Every mile in the saddle, even if I've traveled that same mile dozens of times before, seems somehow new - reborn to me. Maybe it's not about the destination, it's about the present moment - about the ride itself as it unfolds and, with it, my experience and my own 'present moment' gets unfolded along with the ride.
Somehow riding parallels life, and with every ride I get to see that more and more. It's starting to make sense to me.
You can choose never to go anywhere. You can be a passenger or a driver. You can be a driver or a rider. At each level, life takes on an intensity and the penalty for deciding poorly becomes all too clear. But so do the rewards.
Some folks accept going nowhere, being stuck or anchored down by the prison of their own mind. Some crave adventure but prefer to be passengers, living life in the back seat. Now both driver and passenger can be on the same open road. But really, the passenger is still only a passenger, being driven forward by the whims of others, unable to contribute meaningfully to either the process or the outcome.
What about the driver behind the wheel? Sure, the driver gets to decide a direction, but stays entirely removed from the experience. Now I'm not talking about the elite race car driver or track racer. I'm talking about the other 99.9% of humanity, motoring along in glass and steel cages.

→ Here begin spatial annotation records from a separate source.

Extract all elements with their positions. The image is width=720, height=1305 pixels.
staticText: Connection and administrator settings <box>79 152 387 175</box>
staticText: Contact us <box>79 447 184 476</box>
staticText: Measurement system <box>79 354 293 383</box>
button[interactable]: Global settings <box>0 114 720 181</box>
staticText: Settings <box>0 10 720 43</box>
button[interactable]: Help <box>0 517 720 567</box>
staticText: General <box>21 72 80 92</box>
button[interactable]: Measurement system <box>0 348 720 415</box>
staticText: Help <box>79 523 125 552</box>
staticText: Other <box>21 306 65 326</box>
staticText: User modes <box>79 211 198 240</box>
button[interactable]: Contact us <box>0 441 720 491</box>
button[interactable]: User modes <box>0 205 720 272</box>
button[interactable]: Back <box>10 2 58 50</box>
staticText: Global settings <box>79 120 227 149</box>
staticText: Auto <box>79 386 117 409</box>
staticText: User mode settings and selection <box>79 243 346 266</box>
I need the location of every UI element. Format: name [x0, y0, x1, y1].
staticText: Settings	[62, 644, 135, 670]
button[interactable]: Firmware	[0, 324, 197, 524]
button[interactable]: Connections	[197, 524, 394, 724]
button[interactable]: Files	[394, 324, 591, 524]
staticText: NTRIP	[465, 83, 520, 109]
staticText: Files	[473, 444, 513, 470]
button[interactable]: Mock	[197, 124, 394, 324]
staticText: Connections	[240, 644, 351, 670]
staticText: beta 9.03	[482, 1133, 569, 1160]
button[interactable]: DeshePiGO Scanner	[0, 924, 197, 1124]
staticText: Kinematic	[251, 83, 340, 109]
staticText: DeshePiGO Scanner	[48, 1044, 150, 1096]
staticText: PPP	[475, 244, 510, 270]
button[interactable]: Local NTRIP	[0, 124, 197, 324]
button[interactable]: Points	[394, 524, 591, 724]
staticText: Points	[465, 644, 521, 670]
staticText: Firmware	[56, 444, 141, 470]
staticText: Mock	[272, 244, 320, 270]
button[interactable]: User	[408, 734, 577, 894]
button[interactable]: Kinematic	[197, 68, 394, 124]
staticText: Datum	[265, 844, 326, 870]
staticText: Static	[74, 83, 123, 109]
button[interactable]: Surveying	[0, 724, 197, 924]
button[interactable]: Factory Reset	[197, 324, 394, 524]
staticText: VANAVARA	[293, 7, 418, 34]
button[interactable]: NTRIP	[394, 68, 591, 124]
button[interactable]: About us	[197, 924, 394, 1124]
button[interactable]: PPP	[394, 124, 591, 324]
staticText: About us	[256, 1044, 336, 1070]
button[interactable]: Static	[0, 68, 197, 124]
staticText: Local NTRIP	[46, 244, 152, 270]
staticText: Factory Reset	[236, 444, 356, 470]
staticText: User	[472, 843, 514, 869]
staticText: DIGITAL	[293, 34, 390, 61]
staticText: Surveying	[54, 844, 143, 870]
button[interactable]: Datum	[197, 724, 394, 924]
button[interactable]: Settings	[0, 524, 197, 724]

Like all the overpaid corporate middlemen of today or trust funders living matchbox lives on mountain tops, most stay stuck in their head, stuck experiencing life while fully removed from (and often afraid of) the realness of it all. They look in rear view mirrors to see who's behind them, in side view mirrors to determine the competition, and through a windshield wondering when it'll rain.
Only the rider has both a say in where the open road takes them *and* is fully alive along the way, saturated by the experience in all its richness. Riding is independence and freedom embodied by an activity that empowers the will and liberates the mind.
Riding is not about the pursuit of happiness - it *is* happiness.
That's the difference. That's living. And that's also a lesson on how to live, regardless if you own a bike or not.